War and goodness are antithetical pursuits inextricably linked to human endeavours and are the primary roots that have propelled the progress of human kind since millennia.” – Col RS Sidhu

 

Gods of Goodness & War

Gods and Goddesses are the embodiment of goodness, yet are selectively adorned with weapons of war. While Goodness has survived eons of warfare, the presence of Gods and Goddesses of war in the religious belief of most ancient civilisations, is a good enough indicator of the pervasiveness of wars since the origin of humankind. Even in India where professing peace is a religious dogma, the idols of the Gods and Goddesses are often adorned with exotic weapons.   Wars, like goodness, just cannot be wished away. Even Lord Ram, the epitome of righteousness, had to participate in wars.

Who Wants Wars?

Maintaining a national environment conducive to enterprise, goodness being integral to it, is the essence of the complete spectrum of obligations of the State towards its citizens. State of war is certainly not conducive to enterprise, so who wants wars?

Wars may be fought to combat an existential threat; orchestrated by competing ideologies; maybe undertaken under domestic political compulsions; but the single most factor identified with war is human rapaciousness, an influence comparable to that of religion.

Who wins and who loses?

In any war the broad stakeholders are the involved countries political leadership, the big business, the military, and the common citizen. Even in a winner takes all stakes, while some losses are apportioned to all the stakeholders, the hardest hit is the military and the common citizen.

Realistic Appraisal

Religions preach universal peace, or should be. But maximum blood has been shed in wars fought in the name of religion.

Similarly, since formation of the UN, maximum combat military interventions have been undertaken by the five permanent members - US, Russia, China, UK, and France - of the United Nations Security Council (UNSC), the very body responsible to ensure, to use the words of India’s Foreign Minister S Jaishankar though in a different context, a ‘rule based international order’.

Discourse in the international organisations whether by the permanent members of the UNSC, or in the World Trade Organisation, or while allotting carbon emission goals towards environment conservation, and even for protection of Human Rights, is invariably guided by competing national interests of respective countries. There is simply no place for ethics and righteousness in determining the outcomes and decisions on the world stage.

With the world powers, without exception, pursuing national interests rather than promoting the principle of natural justice, the principle of ‘rule based order’ in reality has degenerated into a ‘two rules order, one for the powerful countries and another for the rest’. Perforce, the failure to limit the combat military interventions is to be laid at the doors of this skewered world order.

Food for Thought

While it may be wishful to abrogate wars from the global stage, increasing the component of peace in the cycle of war and peace is definitely more practical option. Broadly speaking it devolves down to pursuing two pronged strategy.

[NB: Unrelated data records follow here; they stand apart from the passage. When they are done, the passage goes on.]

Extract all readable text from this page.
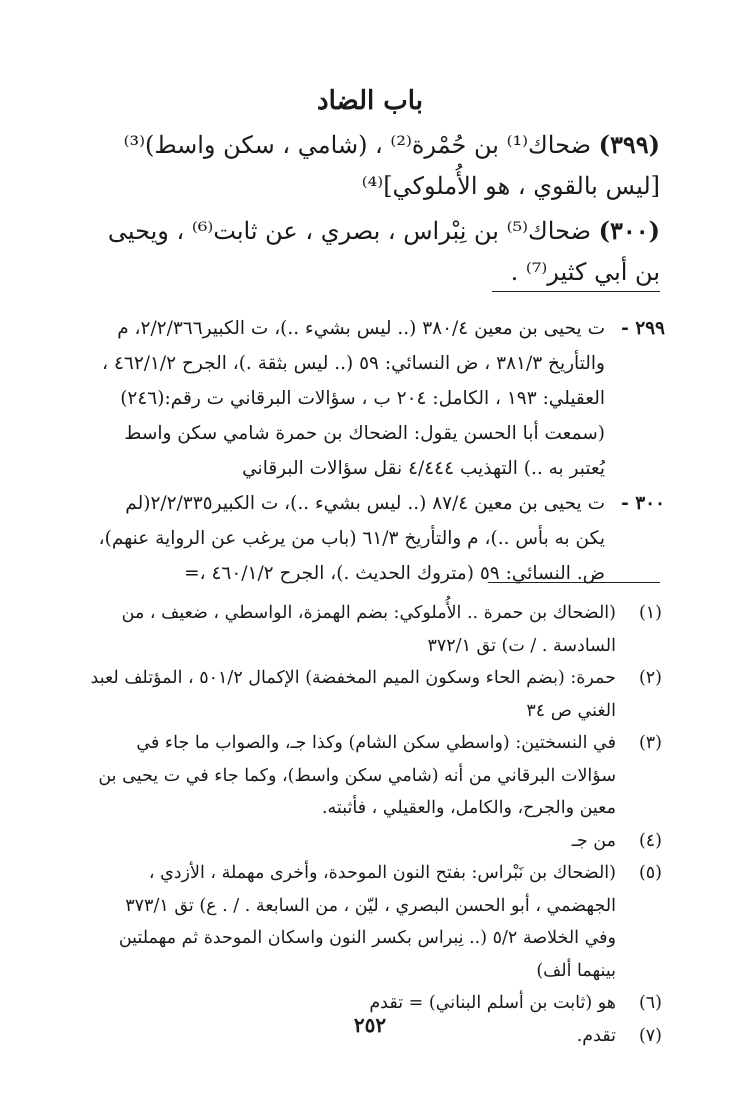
باب الضاد
(٣٩٩) ضحاك⁽¹⁾ بن حُمْرة⁽²⁾ ، (شامي ، سكن واسط)⁽³⁾ [ليس بالقوي ، هو الأُملوكي]⁽⁴⁾
(٣٠٠) ضحاك⁽⁵⁾ بن نِبْراس ، بصري ، عن ثابت⁽⁶⁾ ، ويحيى بن أبي كثير⁽⁷⁾ .
٢٩٩ -
ت يحيى بن معين ٣٨٠/٤ (.. ليس بشيء ..)، ت الكبير٢/٢/٣٦٦، م والتأريخ ٣٨١/٣ ، ض النسائي: ٥٩ (.. ليس بثقة .)، الجرح ٤٦٢/١/٢ ، العقيلي: ١٩٣ ، الكامل: ٢٠٤ ب ، سؤالات البرقاني ت رقم:(٢٤٦)(سمعت أبا الحسن يقول: الضحاك بن حمرة شامي سكن واسط يُعتبر به ..) التهذيب ٤/٤٤٤ نقل سؤالات البرقاني
٣٠٠ -
ت يحيى بن معين ٨٧/٤ (.. ليس بشيء ..)، ت الكبير٢/٢/٣٣٥(لم يكن به بأس ..)، م والتأريخ ٦١/٣ (باب من يرغب عن الرواية عنهم)، ض. النسائي: ٥٩ (متروك الحديث .)، الجرح ٤٦٠/١/٢ ،=
(١)
(الضحاك بن حمرة .. الأُملوكي: بضم الهمزة، الواسطي ، ضعيف ، من السادسة . / ت) تق ٣٧٢/١
(٢)
حمرة: (بضم الحاء وسكون الميم المخفضة) الإكمال ٥٠١/٢ ، المؤتلف لعبد الغني ص ٣٤
(٣)
في النسختين: (واسطي سكن الشام) وكذا جـ، والصواب ما جاء في سؤالات البرقاني من أنه (شامي سكن واسط)، وكما جاء في ت يحيى بن معين والجرح، والكامل، والعقيلي ، فأثبته.
(٤)
من جـ
(٥)
(الضحاك بن نَبْراس: بفتح النون الموحدة، وأخرى مهملة ، الأزدي ، الجهضمي ، أبو الحسن البصري ، ليّن ، من السابعة . / . ع) تق ٣٧٣/١ وفي الخلاصة ٥/٢ (.. نِبراس بكسر النون واسكان الموحدة ثم مهملتين بينهما ألف)
(٦)
هو (ثابت بن أسلم البناني) = تقدم
(٧)
تقدم.
٢٥٢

Any organisation is as good or bad as the human resource working it, so an existential need exists to develop better human beings and evolve more humane societies.

Undertaking structural reforms in the UN and other international organisations are a must to balance the existing skewered international order responsible for world peace.

Goodness and War

For goodness to survive and thrive, it is an imperative for the good people to set away time and resources to ponder over the impact of war. Good people cannot abstain from fighting war, as the only possible way to avoid wars is for the good people to be prepared to fight one.

The path to ‘Akhand Bharat’ shall be the path of both ‘Goodness and War’.